Even if you don't go with the ad, you can quickly pivot to other named players or get a better understanding of the terminology or jargon to start searching more.
My general impression of the LogRocket site is that they have decent articles on how to do frontend development. At least that what I remember from the times I've been directed there by a search engine.
And we…want to discourage writing useful web pages, even though articles on understanding TypeScript's type system aren't all that closely related to their main product…? What am I missing?
Another decent one would be linux sysadmin info from Digital Ocean and the likes.
But for every joelonsoftware there are 99999 sites that have all copy/pasted the same tutorial about something basic and try to push some random product or just ads.

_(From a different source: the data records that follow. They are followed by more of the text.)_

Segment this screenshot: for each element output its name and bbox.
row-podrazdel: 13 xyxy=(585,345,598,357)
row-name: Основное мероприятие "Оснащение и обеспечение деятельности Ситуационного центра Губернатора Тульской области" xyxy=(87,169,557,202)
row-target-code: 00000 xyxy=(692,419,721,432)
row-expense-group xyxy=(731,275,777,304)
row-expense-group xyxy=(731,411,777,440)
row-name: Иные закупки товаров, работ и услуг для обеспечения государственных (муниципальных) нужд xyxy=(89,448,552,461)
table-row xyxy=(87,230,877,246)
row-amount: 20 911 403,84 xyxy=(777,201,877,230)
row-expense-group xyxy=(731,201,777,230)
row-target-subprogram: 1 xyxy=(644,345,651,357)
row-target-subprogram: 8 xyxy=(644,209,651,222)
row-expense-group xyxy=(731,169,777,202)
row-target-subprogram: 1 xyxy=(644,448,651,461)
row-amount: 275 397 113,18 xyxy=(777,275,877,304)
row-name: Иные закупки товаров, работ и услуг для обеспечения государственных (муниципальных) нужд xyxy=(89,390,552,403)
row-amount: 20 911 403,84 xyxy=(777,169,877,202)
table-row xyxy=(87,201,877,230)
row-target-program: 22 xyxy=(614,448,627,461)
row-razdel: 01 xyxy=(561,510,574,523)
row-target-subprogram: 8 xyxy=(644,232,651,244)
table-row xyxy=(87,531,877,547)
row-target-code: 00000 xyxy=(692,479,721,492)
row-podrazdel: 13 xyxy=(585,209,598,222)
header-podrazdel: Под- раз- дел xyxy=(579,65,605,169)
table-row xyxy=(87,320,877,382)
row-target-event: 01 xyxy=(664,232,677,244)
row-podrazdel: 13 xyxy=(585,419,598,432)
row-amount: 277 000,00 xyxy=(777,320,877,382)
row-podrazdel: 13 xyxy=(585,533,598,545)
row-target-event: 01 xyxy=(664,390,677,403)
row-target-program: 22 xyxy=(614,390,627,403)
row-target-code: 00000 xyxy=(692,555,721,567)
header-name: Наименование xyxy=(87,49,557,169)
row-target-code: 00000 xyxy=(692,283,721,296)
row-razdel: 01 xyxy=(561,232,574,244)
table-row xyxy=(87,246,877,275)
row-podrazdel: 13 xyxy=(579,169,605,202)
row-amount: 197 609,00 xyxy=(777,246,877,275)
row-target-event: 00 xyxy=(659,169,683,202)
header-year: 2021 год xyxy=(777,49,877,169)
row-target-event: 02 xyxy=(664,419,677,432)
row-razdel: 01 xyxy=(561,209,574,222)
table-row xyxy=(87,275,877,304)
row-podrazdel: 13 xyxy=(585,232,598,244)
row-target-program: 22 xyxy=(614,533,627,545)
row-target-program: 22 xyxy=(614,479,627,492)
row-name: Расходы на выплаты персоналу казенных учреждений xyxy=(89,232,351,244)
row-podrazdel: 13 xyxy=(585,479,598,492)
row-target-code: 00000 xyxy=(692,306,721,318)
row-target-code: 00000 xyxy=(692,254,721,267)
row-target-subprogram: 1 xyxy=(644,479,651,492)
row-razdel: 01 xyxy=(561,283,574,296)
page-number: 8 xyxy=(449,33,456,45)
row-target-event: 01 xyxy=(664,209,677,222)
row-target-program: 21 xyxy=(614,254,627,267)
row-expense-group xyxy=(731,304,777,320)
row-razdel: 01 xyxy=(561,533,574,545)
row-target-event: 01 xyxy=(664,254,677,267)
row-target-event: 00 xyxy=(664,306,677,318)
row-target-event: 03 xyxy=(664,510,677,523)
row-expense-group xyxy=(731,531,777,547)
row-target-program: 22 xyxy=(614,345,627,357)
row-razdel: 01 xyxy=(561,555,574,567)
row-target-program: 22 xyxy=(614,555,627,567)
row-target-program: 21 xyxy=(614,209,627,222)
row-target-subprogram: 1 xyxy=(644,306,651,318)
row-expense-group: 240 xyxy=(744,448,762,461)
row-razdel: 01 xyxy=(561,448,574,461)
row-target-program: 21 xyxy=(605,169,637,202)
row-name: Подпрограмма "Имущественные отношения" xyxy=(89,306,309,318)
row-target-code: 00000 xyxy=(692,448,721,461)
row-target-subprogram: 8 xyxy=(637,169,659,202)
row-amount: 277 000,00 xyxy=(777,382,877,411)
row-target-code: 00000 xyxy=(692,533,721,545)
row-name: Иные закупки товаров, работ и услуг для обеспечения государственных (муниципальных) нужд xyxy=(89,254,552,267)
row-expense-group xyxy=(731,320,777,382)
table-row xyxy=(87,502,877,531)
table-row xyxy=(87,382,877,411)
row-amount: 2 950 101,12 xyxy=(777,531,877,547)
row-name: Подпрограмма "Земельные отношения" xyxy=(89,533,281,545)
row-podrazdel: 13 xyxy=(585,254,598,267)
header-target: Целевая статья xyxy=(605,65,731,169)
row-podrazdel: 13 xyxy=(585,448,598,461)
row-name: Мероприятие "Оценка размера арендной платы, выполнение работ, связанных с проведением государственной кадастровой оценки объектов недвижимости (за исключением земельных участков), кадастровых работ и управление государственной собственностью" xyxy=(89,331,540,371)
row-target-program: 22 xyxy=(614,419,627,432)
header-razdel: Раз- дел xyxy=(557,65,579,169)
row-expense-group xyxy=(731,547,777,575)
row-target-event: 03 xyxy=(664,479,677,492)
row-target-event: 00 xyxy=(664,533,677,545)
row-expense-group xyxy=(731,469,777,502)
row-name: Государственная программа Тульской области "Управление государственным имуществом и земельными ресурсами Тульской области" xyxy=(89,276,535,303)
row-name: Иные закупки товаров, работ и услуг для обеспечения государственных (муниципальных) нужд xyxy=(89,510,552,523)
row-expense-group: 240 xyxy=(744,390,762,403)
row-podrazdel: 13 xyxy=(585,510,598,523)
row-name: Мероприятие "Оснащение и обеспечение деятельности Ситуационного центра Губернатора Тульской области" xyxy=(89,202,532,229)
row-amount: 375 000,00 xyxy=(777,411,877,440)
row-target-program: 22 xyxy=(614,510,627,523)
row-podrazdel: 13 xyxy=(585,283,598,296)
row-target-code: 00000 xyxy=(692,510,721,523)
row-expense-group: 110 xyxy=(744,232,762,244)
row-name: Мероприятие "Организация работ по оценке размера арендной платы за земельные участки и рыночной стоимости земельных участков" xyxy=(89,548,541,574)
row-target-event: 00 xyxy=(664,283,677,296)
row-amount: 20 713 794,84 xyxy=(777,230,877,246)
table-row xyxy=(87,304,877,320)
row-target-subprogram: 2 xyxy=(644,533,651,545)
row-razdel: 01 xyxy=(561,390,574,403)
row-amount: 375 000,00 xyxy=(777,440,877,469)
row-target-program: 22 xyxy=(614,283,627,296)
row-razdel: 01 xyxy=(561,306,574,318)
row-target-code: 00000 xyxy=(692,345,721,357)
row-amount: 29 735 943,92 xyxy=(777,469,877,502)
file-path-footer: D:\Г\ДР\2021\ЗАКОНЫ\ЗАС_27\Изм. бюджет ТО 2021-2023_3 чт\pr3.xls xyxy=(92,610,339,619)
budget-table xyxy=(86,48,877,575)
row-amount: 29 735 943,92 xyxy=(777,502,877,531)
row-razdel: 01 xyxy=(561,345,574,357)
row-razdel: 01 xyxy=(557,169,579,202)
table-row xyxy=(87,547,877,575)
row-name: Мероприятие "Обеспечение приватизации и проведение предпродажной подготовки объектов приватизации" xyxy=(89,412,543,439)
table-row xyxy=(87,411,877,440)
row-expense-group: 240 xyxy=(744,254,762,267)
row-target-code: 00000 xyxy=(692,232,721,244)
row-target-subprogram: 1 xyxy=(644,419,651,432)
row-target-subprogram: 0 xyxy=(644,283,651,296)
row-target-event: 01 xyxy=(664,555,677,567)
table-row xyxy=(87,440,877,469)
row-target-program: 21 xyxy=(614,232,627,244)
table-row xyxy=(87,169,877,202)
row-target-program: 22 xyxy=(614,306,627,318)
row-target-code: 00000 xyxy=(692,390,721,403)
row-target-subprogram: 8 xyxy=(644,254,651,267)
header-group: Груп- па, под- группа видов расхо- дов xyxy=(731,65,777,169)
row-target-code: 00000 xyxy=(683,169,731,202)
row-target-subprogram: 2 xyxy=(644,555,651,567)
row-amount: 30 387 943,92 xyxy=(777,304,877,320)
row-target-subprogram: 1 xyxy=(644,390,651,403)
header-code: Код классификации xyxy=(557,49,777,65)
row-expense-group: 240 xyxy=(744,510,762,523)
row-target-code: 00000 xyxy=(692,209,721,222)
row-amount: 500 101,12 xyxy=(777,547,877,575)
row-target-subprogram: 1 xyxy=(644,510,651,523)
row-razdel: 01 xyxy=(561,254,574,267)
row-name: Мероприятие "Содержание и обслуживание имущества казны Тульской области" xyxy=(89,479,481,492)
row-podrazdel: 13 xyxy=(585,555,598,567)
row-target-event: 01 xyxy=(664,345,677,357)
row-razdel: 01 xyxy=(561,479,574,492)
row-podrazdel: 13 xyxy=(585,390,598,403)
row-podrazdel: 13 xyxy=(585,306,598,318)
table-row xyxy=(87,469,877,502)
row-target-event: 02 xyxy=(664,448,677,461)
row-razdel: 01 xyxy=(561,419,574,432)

SEO pages pushing some product are SEO pages pushing some product. You should ignore them no matter what the source is, so what does it matter if they're LLM generated or hand written?
The problem is that people keep consuming the samey low quality content instead of skipping it (think superhero movies and Netflix series that are all indistinguishable from each other). As long as they're satisfied with that, they'll fall for fake product reviews too.
Maybe you can't determine that with certainty, but there may be statistical tools you can use to estimate the probably that some content came from one of the LLMs we know about based on their known writing styles?
Someone did something like that to identify HN authors (as in correlating similar writing styles between pseudonyms) a few years back, for example: https://news.ycombinator.com/item?id=33755016
Of course, LLM output can be tweaked to evade these, just like humans can alter their writing style or handwriting to better evade detection. But it's one approach.
That's a digital signature, same as sending an email with GPG to prove you sent it. You wouldn't say that because some people use GPG you can somehow detect who wrote every email on earth, it's a push model vs pull. This is why I wrote "any sentence" vs "some sentences".
Watermarking is not at all like a digital signature and a lot like steganography. I only have a surface level understanding of the process, but it works by biasing token selection to encode information into the resulting text in a way that's resistant to later modifications and rephrasing.
I have my doubts about the effectiveness of this method and realistically, it won't make any difference because the bad actors will just use an LLM that doesn't snitch on them, so you're technically correct.
The only way to make that stenography robust is to have the encoded message be generated with some secret key that can be verified. Otherwise anyone could manually fake the stenography into human typed messages assisted by some encoder and you'd have no way of telling if it was really typed by an LLM. That line of thinking is what makes it have to be like a signature to work like you said for "any sentence". I also think these methods only work above certain character limits. Short messages are impossible to tell.
If you look here : GitHub.com/HNx1/IdentityLM you can see that it’s relatively easy to sign LLM output with a private key using an adaptation of the watermarking method.
This application is exactly what I was describing. I'll look it over to see how it scales the encryption strength based on token length or how it deals with short messages, which is the only thing I'd think it'd be very hard to do. If you print 2 paragraphs it's easy to change some tokens with a secret key mask but if you print "Yes", it's not so easy. Thanks for the great share.
In parallel, we are developing LLM-content detector technology to be more efficient at detecting such content regardless of how it is monetised (and we will offer this as an API once developed).